Nine dead after Turkish high-speed train crashes in Ankara
A Turkish high speed train has collided with another locomotive and crashed into a pedestrian overpass at a train station in Ankara, killing nine people and injuring 47.
Video footage on Thursday showed emergency workers at the snow-laden scene, working to rescue people from carriages trapped beneath the mangled metal wreckage of an overpass at the Marsandiz train station, to the west of the Turkish capital.
The accident occurred around 6.30am (0330 GMT) as the train was travelling between Ankara and the central Turkish province of Konya.
The Marsandiz station is around 8km from the main Ankara train station.
Governor Vasip Sahin told reporters at the scene that the crash was caused by the high-speed train hitting a locomotive which carries out track inspections.
It was not clear at what speed the trains were travelling when the crash occurred, but it occurred at a station where the Ankara-Konya train does not stop.
Three train drivers were among the nine killed in the crash, Transport Minister Cahit Turhan told reporters on the scene.
There were 206 passengers on the high speed train, according to state-owned Anadolu news agency, which also reported that the Ankara state prosecutor's office had launched an investigation.

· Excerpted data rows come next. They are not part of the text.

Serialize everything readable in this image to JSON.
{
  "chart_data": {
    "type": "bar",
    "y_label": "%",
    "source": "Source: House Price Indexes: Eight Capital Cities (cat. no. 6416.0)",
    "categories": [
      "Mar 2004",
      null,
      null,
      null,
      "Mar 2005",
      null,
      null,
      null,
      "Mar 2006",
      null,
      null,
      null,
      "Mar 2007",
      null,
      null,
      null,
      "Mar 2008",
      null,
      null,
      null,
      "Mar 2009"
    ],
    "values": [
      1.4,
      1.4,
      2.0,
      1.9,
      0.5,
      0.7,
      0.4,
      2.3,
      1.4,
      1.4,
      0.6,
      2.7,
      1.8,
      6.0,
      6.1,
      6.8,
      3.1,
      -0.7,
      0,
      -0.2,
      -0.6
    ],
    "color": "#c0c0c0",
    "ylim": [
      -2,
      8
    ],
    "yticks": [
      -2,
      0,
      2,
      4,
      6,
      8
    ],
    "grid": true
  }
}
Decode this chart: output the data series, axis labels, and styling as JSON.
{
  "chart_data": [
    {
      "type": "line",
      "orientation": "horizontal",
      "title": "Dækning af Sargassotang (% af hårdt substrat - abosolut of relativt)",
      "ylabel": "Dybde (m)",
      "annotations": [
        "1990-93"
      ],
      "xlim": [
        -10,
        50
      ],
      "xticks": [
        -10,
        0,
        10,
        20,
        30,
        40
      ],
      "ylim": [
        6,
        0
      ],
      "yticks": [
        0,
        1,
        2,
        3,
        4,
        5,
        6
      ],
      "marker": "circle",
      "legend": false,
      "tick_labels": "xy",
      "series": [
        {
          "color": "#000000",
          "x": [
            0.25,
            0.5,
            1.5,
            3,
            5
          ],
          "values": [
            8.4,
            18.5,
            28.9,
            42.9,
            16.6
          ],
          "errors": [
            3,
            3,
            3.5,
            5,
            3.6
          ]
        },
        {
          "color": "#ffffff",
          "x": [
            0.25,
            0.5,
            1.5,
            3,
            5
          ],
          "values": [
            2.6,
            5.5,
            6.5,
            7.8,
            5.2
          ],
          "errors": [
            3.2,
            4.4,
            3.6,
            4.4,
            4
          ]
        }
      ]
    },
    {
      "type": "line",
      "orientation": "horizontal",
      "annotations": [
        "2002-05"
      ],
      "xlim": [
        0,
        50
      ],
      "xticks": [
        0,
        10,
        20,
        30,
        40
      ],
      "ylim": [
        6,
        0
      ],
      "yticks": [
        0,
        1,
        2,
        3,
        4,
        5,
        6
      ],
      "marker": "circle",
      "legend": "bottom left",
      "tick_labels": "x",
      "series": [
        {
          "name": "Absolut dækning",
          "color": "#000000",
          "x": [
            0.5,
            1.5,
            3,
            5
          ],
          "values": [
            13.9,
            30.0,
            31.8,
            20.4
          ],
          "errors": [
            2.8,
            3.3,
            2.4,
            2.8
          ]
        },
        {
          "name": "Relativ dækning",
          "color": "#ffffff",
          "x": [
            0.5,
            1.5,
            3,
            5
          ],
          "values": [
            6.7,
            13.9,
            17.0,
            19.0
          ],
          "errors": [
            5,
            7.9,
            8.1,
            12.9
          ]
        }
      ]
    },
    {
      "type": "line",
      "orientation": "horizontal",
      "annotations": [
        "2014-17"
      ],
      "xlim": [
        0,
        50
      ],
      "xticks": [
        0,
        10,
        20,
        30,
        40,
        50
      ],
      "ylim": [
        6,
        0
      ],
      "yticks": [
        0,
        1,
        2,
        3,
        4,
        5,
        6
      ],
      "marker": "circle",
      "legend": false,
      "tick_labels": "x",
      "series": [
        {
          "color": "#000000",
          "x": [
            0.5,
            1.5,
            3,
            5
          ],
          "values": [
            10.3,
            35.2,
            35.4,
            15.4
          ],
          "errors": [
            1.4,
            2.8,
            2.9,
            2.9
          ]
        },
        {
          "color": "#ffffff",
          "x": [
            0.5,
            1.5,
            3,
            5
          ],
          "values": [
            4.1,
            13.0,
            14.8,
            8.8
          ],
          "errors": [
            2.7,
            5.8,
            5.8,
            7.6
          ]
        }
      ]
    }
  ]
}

Images published by Turkish media showed some wagons had derailed and debris from the train scattered on the rail track, which was covered in snow.
The windows of one wagon were completely broken while another wagon had been smashed after hitting the footbridge, which also collapsed, an AFP correspondent at the scene said.
Fatal accidents
The Ankara to Konya high-speed route was launched in 2011 and was followed in 2014 with a high-speed link between Ankara and Istanbul.
The accident comes after another rail disaster in July when 24 people were killed and hundreds more injured after a train derailed in Tekirdag province, northwest Turkey, due to ground erosion following heavy rains.
Turkey's rail network has been hit by several fatal accidents in recent years.
In March 2014, a commuter train smashed into a minibus on a railway track in the southern Turkish province of Mersin, which left 10 dead.
In January 2008, nine people were killed when a train derailed in the Kutahya region south of Istanbul because of faulty tracks.
Turkey's worst rail disaster in recent history was in July 2004 when 41 people were killed and 80 injured after a high-speed train derailed in the northwestern province of Sakarya.
Turkey has been developing a network of high-speed rail links during President Recep Tayyip Erdogan's 16-year-old rule as it looks to ease the burden on increasingly congested highways.